Iptacopan, the first oral monotherapy for patients with paroxysmal nocturnal hemoglobinuria (PNH), is now an FDA-approved option for improving hemoglobin levels.
Iptacopan (Fabhalta) was granted approval by the FDA on December 5 for the treatment of paroxysmal nocturnal hemoglobinuria (PNH). Iptacopan, developed by Novartis, is the first oral monotherapy approved for the disease and is able to improve hemoglobin levels significantly without the use of transfusions.
“The US approval of Fabhalta is an extraordinary moment for people living with PNH, their loved ones, and the health care providers who care for them,” Victor Bultó, US president of Novartis, in a press release. “This new, effective oral medicine may mean that patients can reset their expectations of living with PNH, a chronic and life-altering blood disease.”
PNH is a rare blood disorder that makes red blood cells (RBCs) vulnerable to destruction earlier than normal. Bone marrow failure, thrombosis, and hemolysis are all symptoms of PNH and can differ in severity across patients. More than one-third of patients need transfusions of blood at least once each year and 88% can have persistent anemia when they are on anti-C5 treatment.
Iptacopan works as a factor B inhibitor that provides control of RBC destruction inside and outside blood vessels, and it has been tested in several clinical trials. Earlier this year, the results of the phase 3 APPOINT-PNH trial were presented at 2023 EBMT Meeting.2 The trial found that 92.2% (95% CI, 82.5%-100%) of complement inhibitor–naïve patients with PNH achieved transfusion independence after 24 weeks due to improvement in their levels of hemoglobin by at least 2 g/dL compared with baseline, which was the primary end point. A total of 62.8% (95% CI, 47.5%-77.5%) patients were able to meet the secondary end point of achieving hemoglobin levels of at least 12 g/dL without the need for transfusions and 97.6% (95% CI, 92.5%-100%) were able to achieve complete independence from transfusions of RBC at 24 weeks.
Both the APPOINT-PNH trial and the phase 3 APPLY-PNH trial results formed the basis of the FDA approval.

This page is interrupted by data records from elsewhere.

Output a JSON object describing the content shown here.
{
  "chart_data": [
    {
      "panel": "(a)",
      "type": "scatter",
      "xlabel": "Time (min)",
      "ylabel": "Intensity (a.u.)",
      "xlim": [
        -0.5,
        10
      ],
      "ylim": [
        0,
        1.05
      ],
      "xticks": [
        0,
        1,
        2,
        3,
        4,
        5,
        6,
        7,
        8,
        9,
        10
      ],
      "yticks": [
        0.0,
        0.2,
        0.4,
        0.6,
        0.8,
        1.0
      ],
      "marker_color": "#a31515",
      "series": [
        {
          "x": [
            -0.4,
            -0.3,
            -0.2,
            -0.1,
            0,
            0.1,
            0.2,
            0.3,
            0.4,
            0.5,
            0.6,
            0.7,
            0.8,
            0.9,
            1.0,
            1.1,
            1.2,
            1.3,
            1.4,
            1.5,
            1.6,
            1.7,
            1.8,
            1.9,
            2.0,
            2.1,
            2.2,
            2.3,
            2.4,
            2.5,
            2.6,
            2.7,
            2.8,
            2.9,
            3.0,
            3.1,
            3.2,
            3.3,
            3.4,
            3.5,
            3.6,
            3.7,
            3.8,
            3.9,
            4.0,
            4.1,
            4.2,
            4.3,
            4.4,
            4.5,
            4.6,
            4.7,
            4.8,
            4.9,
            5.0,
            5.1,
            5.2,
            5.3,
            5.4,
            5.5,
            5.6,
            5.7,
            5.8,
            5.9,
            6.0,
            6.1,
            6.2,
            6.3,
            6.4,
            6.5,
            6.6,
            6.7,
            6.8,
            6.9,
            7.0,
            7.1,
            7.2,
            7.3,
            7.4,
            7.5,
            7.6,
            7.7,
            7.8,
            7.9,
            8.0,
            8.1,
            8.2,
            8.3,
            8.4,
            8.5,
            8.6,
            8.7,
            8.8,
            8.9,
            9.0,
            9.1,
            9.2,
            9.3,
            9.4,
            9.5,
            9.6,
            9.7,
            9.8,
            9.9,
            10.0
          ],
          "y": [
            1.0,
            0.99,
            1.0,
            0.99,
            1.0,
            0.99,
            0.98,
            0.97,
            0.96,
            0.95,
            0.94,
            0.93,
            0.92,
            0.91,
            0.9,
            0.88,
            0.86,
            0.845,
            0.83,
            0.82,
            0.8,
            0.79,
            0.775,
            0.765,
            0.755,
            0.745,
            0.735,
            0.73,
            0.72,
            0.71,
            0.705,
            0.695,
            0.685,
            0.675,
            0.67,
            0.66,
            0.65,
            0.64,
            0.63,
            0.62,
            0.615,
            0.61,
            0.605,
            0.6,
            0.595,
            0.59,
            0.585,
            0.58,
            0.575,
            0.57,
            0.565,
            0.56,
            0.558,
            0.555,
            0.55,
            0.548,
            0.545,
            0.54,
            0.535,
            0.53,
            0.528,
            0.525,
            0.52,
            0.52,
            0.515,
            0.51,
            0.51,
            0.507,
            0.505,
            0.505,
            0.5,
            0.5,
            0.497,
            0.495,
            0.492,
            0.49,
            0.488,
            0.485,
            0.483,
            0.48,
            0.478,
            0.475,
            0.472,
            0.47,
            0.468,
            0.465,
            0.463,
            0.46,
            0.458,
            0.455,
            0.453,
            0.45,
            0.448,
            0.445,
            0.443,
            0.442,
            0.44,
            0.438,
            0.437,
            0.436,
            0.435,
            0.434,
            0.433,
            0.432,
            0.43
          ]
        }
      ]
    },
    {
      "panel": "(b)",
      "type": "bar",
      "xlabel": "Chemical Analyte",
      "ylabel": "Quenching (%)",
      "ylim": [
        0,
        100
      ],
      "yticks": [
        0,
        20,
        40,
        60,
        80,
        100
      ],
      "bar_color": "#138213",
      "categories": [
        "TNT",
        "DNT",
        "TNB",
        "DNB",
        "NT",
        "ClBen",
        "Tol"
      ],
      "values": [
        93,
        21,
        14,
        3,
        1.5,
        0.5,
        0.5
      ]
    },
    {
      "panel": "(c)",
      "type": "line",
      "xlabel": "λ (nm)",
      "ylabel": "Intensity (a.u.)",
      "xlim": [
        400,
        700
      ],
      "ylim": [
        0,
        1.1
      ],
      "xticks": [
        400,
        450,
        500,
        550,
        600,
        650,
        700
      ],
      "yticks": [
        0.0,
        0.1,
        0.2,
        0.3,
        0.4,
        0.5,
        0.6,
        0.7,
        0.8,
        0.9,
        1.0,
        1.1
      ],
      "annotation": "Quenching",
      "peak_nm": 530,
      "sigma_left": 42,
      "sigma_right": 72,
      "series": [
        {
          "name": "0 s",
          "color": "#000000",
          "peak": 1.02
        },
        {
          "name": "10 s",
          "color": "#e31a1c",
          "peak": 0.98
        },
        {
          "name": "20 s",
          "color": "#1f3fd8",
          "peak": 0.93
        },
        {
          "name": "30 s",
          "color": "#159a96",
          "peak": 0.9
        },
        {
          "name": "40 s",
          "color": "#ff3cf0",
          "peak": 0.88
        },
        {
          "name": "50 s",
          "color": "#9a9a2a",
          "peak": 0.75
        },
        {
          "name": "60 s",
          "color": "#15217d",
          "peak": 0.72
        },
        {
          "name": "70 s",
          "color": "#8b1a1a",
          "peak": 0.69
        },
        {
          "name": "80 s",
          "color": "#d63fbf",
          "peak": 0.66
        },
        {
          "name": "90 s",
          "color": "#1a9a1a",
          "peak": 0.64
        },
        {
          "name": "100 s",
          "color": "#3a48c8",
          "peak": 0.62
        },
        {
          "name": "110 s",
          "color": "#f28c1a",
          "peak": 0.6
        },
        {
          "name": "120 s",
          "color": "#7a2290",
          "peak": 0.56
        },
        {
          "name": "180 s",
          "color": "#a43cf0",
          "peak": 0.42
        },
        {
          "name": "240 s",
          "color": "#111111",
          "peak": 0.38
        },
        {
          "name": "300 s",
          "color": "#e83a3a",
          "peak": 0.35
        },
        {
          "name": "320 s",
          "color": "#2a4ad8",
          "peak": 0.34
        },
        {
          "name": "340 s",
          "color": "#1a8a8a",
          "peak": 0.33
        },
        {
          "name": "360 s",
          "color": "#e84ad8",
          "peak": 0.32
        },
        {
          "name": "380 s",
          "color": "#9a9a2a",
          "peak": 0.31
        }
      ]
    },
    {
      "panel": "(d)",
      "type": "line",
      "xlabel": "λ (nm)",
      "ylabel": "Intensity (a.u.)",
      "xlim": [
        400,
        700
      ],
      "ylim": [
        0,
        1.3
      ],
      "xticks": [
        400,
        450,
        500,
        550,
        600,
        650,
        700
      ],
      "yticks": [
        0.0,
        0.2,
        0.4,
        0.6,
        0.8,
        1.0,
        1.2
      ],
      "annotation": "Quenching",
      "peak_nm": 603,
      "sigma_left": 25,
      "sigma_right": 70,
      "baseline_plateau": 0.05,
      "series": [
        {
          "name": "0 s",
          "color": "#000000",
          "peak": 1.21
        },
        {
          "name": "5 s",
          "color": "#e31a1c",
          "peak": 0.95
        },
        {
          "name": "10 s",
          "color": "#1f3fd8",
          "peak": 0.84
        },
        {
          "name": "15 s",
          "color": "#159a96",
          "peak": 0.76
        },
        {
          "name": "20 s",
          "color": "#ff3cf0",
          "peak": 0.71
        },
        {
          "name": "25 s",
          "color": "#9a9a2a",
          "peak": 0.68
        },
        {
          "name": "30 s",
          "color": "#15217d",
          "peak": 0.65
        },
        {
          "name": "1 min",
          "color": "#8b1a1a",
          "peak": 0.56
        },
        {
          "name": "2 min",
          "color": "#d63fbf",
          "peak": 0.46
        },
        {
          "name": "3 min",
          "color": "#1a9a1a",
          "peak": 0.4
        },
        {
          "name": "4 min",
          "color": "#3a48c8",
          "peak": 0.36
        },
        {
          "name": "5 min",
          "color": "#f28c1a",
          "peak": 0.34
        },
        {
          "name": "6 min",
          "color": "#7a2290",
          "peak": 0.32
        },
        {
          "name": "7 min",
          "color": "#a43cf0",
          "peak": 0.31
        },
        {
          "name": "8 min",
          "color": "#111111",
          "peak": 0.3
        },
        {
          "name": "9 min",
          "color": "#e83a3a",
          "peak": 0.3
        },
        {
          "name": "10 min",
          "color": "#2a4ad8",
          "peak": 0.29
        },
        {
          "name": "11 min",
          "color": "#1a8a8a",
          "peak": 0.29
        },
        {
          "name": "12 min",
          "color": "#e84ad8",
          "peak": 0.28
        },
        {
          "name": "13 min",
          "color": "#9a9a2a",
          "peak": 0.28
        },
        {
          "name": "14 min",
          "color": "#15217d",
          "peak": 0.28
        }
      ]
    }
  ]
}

The APPLY-PNH trial enrolled patients with residual anemia who had hemoglobin levels below 10 g/dL despite prior treatment. The trial found that 82.3% of patients who had used anti-C5 treatment in the past had sustained increases of hemoglobin levels of 2 g/dL or more from baseline when using iptacopan compared with 0% in patients who did not use iptacopan. A total of 67.7% of patients using iptacopan had sustained hemoglobin levels of at least 12 g/dL compared with 0% of those using anti-C5 treatment. A total of 95.2% of patients who switched from anti-C5 therapy were able to avoid transfusion compared with 45.7% in patients who continued to use anti-C5 therapy.
Adverse reactions with iptacopan reported in the APPLY-PNH trial included headache (19%), nasopharyngitis (16%), diarrhea (15%), abdominal pain (15%), nausea (10%), bacterial infection (11%), and viral infections (10%). The APPOINT-PNH trial had similar reported adverse reactions, including headache (28%), nasopharyngitis (15%), viral infection (18%), and rash (10%). Patients reported serious adverse reactions in a total of 4 cases across the 2 trials.
Novartis expects that the medication will be available in the United States this month. Approvals in countries around the world are still ongoing.